Cinema and hotel owner Amalgamated Holdings' underlying first half profit has dropped 25.4 per cent due to a less-popular film slate and a poor result from its German cinemas.
While net profit lifted 45.5 per cent to $110.9 million after the sale of its stake in its Middle East cinema business, the company's key normalised profit (before interest, discontinued operations, individually significant items and income tax) slumped to $60.9 million.
“The result has been impacted by the soft film product line-up for our exhibition business, particularly over the traditionally strong Christmas holiday trading period, with the prior half-year comparison also including the standout success of Avatar,” AHL managing director David Seargeant said in a statement.
AHL’s cinemas chains include Event Cinemas, Greater Union and Birch Carroll & Coyle. The Australian exhibition market declined by 1.3 per cent over the half-year – despite the popularity of Harry Potter and the Deathly Hollows and Inception – with the traditionally strong month of December falling 18.8 per cent.

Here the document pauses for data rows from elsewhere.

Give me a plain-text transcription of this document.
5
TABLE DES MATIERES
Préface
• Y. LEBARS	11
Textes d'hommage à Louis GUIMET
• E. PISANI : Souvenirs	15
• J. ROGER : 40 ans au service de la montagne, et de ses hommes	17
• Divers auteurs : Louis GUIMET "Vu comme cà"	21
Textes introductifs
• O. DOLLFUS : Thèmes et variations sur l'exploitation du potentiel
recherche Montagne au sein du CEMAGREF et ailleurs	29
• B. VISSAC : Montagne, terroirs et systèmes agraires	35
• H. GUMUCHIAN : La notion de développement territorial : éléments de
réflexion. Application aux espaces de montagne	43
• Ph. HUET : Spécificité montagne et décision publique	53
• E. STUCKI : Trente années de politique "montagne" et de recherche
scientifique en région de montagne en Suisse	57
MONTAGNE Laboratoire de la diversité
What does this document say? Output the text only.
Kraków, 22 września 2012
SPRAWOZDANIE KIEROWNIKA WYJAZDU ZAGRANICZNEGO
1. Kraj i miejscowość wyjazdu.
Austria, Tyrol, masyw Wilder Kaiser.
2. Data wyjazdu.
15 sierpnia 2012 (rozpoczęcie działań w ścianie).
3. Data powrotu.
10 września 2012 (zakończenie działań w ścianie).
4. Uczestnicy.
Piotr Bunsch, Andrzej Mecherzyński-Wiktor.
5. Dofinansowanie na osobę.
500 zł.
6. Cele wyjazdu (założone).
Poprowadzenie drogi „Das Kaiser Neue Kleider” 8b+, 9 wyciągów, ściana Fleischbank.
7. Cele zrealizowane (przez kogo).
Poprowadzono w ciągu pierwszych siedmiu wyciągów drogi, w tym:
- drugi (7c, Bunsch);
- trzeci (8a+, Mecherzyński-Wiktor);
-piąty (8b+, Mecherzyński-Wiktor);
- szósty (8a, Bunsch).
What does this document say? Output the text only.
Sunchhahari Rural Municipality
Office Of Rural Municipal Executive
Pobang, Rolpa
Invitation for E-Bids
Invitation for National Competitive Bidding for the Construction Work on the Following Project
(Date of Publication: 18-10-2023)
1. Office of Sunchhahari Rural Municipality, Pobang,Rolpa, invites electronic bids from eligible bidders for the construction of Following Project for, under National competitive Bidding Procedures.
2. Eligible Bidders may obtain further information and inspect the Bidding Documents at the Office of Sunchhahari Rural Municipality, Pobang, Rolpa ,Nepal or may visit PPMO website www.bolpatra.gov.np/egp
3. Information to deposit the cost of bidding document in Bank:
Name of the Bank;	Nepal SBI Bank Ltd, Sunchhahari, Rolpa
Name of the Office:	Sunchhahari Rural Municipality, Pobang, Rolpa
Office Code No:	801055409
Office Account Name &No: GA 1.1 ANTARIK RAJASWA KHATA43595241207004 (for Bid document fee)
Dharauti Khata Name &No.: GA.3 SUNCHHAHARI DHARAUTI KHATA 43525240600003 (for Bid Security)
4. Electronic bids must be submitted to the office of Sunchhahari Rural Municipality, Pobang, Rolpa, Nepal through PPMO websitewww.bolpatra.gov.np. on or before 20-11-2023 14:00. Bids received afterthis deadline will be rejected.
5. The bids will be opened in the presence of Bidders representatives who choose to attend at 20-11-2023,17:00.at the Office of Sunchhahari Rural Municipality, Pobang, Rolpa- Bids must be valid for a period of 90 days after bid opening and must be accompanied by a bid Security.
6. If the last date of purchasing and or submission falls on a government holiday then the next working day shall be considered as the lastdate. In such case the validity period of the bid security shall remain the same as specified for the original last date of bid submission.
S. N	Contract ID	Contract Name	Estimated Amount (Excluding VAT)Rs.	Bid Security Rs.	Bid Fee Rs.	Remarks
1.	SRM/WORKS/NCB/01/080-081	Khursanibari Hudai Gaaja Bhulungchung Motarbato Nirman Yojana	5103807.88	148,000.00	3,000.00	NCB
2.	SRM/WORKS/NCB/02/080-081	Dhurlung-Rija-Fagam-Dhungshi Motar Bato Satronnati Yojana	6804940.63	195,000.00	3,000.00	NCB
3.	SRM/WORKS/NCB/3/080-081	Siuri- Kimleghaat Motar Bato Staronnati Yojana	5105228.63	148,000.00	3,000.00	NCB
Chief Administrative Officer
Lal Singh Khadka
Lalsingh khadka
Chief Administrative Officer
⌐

“The results from the German circuit were further compounded by extreme weather conditions, the devaluation of the Euro against the Australian dollar and, earlier in the half year, the impacts of the Football World Cup,” Seargeant said.
The company said it had also shown a “relatively disappointing film line-up” in January but the outlook for the remainder of the financial year, particularly the May to June period, will improve.
AHL’s Australian cinema exhibition division posted a 14.1 per cent decline in normalised profit (before interest and income tax expense) to $20.23 million.
The group installed another 49 3D projectors over the half and now has 164 projectors across its entire chain, which it says is the largest deployment of any exhibitor within Australia.
Merchandising revenue grew by 5.1 per cent per admission, driven by the continued rollout of the self-serve Scoop Alley candy bar concept and sales through its Gold Class screenings.
AHL also opened a new eight-screen Event Cinema at the Top Ryde City shopping complex in north-western Sydney and completed the purchase of the Moonlight Cinema business for $1.75 million.